Leonard Lanson Cline (11 May 1893-15/16 January 1929) was an American novelist, poet, short story writer, and journalist.
Born in the United States in Bay City, Michigan, he attended the University of Michigan, was married in 1913, published his first book of poetry, Poems, in 1914 and worked for The Detroit News from 1916 until 1922. In 1922 he began a job with the newspaper Baltimore Sun.
His writings were published in a variety of magazines: The New Republic, The American Mercury, The Smart Set, The Nation and Scribner's Magazine. His journalist work was published in the Baltimore Sun, The New York World, The Chicago Daily News, The New York Herald Tribune, and St. Louis Post-Dispatch.
The Viking Press published his first novel, God Head in 1925. It deals with the Kalevala legends in a modern society. The critic Laurence Stallings wrote: "It is the most tempestuous novel of many seasons. It would be eminently fair to believe that Leonard Cline could write rings around a half dozen of our ten best novelists." (The New York World, 21 October 1925)
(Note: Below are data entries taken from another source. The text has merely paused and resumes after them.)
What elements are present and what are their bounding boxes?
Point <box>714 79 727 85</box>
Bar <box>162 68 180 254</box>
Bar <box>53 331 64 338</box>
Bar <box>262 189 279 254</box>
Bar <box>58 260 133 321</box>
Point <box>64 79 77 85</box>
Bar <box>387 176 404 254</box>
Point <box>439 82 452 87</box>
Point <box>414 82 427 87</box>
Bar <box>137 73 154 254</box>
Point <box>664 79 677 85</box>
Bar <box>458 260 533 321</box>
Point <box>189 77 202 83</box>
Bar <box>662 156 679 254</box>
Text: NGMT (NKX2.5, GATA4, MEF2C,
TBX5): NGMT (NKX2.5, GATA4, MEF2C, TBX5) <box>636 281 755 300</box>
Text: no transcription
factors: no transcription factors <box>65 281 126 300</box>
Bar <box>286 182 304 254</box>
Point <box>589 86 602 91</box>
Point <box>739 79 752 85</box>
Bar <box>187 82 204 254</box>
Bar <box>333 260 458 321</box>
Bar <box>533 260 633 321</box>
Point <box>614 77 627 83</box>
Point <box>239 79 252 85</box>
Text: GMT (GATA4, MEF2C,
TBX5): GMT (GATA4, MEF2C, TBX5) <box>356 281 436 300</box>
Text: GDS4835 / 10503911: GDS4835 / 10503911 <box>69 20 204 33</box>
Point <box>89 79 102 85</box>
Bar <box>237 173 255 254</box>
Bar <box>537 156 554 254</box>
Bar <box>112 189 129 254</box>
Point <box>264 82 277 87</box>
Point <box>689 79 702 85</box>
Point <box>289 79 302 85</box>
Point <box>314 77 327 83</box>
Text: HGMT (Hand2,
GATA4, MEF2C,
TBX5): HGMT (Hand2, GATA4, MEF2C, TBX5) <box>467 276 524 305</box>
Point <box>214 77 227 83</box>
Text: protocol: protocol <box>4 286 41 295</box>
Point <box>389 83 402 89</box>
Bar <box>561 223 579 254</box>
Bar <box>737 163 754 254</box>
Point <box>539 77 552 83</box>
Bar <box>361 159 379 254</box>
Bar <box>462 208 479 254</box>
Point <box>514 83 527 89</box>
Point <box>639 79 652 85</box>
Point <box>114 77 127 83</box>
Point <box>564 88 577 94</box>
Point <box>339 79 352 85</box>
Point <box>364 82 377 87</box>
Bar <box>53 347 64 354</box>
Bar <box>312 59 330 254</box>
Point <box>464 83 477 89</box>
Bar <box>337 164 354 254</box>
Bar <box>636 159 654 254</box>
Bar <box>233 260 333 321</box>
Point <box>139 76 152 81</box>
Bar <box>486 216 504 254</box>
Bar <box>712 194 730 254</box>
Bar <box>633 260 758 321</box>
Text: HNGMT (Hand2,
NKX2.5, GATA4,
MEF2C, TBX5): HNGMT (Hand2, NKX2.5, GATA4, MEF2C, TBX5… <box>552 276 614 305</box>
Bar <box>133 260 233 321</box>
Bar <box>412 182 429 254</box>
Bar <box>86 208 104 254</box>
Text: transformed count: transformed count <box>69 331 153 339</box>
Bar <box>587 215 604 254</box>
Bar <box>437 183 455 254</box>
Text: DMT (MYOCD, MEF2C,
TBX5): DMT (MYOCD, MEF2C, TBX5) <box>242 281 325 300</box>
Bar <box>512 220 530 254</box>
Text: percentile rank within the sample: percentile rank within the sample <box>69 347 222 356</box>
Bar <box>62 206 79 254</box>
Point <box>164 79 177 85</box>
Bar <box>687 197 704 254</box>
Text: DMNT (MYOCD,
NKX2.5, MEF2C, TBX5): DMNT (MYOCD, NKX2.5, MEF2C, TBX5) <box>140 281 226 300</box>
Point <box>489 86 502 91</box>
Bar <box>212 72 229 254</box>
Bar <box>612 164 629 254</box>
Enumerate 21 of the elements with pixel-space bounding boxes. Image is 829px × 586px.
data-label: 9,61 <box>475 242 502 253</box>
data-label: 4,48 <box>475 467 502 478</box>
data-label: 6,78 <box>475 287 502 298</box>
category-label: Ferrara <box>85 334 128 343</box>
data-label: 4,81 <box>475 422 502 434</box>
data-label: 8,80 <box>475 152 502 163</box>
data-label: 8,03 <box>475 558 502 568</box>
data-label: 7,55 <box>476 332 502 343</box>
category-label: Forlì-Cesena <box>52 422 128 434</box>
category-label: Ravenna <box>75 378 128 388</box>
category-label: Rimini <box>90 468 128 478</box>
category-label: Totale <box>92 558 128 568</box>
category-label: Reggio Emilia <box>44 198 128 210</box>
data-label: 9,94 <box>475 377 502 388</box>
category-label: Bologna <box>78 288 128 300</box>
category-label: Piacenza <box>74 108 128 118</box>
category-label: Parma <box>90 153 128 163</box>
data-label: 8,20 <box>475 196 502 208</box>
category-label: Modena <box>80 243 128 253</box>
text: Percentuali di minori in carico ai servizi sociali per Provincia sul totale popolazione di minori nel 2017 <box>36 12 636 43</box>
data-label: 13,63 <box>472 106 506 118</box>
In 1926 he published the humorous novel Listen, Moon!, which deals with a professor assuming the role of a pirate along the Chesapeake. Time’s reviewer wrote of it, "the commonplace has suddenly, with sublime and innocent vulgarity, comic pedantry, unflagging ebullience, gone stark, raving romantic.... The contrasting humor and whimsy of [Cline’s] new novel is as astonishing as it is joyous."